01 Qu'est-ce que la dominance oestrogénique ?

C'est un déséquilibre entre les oestrogènes et la progestérone, où les oestrogènes dominent relativement. Elle peut survenir de trois façons : excès absolu d'oestrogènes (surproduction, xénoestrogènes environnementaux), insuffisance de progestérone (anovulation, stress, péri-ménopause), ou mauvaise élimination des oestrogènes par le foie. Le ratio oestrogènes/progestérone est plus important que le taux absolu de chaque hormone.

02 Comment la dominance oestrogénique affecte-t-elle la thyroïde ?

Les oestrogènes augmentent la production de TBG (Thyroxine-Binding Globulin), la protéine qui transporte les hormones thyroïdiennes dans le sang. Plus de TBG signifie plus d'hormones liées et moins d'hormones libres (actives). La T4 libre et la T3 libre baissent alors même que la T4 totale reste normale. C'est pourquoi il est essentiel de doser les fractions libres, pas les totales.
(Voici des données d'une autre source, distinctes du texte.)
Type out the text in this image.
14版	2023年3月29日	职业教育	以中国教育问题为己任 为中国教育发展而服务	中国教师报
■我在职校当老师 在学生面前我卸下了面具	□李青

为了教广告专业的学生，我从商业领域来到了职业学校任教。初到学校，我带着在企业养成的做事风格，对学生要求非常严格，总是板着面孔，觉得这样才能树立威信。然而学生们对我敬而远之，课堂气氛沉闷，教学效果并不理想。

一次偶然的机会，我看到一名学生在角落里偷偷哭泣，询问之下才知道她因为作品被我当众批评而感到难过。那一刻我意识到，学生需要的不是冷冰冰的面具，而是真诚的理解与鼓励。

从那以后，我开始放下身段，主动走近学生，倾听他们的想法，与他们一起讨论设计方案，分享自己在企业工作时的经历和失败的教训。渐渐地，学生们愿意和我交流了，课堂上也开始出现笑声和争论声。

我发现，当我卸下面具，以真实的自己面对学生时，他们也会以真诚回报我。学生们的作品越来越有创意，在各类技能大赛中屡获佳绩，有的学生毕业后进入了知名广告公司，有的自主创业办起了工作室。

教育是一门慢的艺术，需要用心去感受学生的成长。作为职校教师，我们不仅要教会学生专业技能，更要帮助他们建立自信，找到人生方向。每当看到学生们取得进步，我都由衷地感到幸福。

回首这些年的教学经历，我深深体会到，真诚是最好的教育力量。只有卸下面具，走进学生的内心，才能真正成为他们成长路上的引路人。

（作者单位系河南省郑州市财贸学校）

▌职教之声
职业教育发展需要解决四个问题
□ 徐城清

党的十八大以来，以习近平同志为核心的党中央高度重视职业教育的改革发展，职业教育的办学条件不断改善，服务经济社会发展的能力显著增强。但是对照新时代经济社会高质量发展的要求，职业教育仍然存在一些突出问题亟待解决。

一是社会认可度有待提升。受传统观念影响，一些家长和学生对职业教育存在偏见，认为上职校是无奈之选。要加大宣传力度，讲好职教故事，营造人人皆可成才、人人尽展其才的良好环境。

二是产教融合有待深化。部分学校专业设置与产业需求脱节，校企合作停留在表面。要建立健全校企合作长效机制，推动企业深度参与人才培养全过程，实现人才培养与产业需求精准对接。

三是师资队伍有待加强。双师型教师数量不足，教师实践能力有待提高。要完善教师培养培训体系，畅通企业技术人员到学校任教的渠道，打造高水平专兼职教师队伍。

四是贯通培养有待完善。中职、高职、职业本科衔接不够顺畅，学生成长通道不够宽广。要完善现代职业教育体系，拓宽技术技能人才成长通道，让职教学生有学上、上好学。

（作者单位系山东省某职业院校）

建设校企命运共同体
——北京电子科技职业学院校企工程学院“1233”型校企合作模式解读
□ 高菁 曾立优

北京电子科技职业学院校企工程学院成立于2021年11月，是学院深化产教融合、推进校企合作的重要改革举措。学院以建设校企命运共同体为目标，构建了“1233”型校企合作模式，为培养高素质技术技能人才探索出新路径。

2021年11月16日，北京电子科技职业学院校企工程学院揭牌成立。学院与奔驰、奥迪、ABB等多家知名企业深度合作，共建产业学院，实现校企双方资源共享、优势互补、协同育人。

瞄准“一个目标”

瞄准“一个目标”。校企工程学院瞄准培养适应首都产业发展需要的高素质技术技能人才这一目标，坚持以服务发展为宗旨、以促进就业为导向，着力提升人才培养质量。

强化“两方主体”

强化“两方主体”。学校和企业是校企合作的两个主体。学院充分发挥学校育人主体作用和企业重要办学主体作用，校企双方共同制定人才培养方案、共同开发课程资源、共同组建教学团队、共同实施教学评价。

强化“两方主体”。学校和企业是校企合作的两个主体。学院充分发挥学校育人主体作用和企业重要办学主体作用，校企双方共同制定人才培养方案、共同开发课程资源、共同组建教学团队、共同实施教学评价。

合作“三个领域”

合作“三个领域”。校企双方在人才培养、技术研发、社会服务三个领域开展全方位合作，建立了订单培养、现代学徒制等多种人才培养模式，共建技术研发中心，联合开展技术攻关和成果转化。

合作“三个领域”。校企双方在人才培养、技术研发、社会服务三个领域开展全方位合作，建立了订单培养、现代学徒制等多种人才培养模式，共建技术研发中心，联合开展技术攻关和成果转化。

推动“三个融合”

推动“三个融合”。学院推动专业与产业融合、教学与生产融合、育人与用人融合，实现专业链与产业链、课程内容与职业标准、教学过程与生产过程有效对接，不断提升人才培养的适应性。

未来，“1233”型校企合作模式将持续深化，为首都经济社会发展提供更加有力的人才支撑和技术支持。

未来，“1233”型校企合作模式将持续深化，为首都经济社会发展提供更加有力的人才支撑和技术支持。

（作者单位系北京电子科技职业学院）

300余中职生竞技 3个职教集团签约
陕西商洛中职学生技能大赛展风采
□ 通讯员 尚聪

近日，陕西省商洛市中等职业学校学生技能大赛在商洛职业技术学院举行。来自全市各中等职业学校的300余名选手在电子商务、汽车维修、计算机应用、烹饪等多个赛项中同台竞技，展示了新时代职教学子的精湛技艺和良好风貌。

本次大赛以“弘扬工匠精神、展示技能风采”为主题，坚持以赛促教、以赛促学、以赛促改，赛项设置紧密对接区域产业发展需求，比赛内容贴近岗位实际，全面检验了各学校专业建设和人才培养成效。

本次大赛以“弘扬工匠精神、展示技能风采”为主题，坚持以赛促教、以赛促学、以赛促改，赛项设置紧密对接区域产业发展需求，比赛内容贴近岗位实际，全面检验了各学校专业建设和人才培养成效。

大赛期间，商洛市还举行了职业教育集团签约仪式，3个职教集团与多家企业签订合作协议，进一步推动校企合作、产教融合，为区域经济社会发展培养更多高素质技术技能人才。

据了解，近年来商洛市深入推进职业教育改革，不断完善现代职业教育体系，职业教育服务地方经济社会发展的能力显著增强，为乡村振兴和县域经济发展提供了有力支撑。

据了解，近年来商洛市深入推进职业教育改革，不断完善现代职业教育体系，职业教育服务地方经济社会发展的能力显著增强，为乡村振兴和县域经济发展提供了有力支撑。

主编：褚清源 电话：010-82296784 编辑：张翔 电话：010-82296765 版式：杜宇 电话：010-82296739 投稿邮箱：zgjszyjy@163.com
03 La pilule contraceptive aggrave-t-elle la dominance oestrogénique ?

Oui. La pilule contraceptive contient de l'éthinylestradiol (un oestrogène synthétique) qui augmente significativement la TBG et peut aggraver une insuffisance thyroïdienne latente. Elle déplete aussi le zinc, la B6, le magnésium et l'acide folique, tous cofacteurs thyroïdiens. Une femme sous pilule avec des symptômes thyroïdiens devrait envisager une contraception non hormonale et faire un bilan thyroïdien complet incluant T4L et T3L.

04 Le DIM et le sulforaphane aident-ils vraiment ?

Oui. Le DIM (diindolylméthane) et le sulforaphane sont des composés issus des crucifères qui orientent le métabolisme des oestrogènes vers la voie 2-hydroxy (protectrice) plutôt que la voie 4-hydroxy et 16-hydroxy (prolifératives). Le DIM se prend à 100-200 mg par jour. Le sulforaphane est concentré dans les pousses de brocoli (30 mg de sulforaphane dans 100 g de pousses). Les études montrent une réduction significative des métabolites oestrogéniques nocifs.

05 Qu'est-ce que le seed cycling ?

C'est un protocole de modulation hormonale par les graines. En phase folliculaire (jours 1 à 14 du cycle), on consomme 1 cuillère à soupe de graines de lin moulues (lignanes qui modulent les oestrogènes) et 1 cuillère de graines de courge (zinc pour l'ovulation). En phase lutéale (jours 15 à 28), on passe aux graines de tournesol (sélénium pour la progestérone) et de sésame (lignanes qui éliminent l'excès d'oestrogènes). Un essai clinique sur 40 femmes a montré 80% de réduction des douleurs mammaires et 75% de réduction du SPM en 3 mois.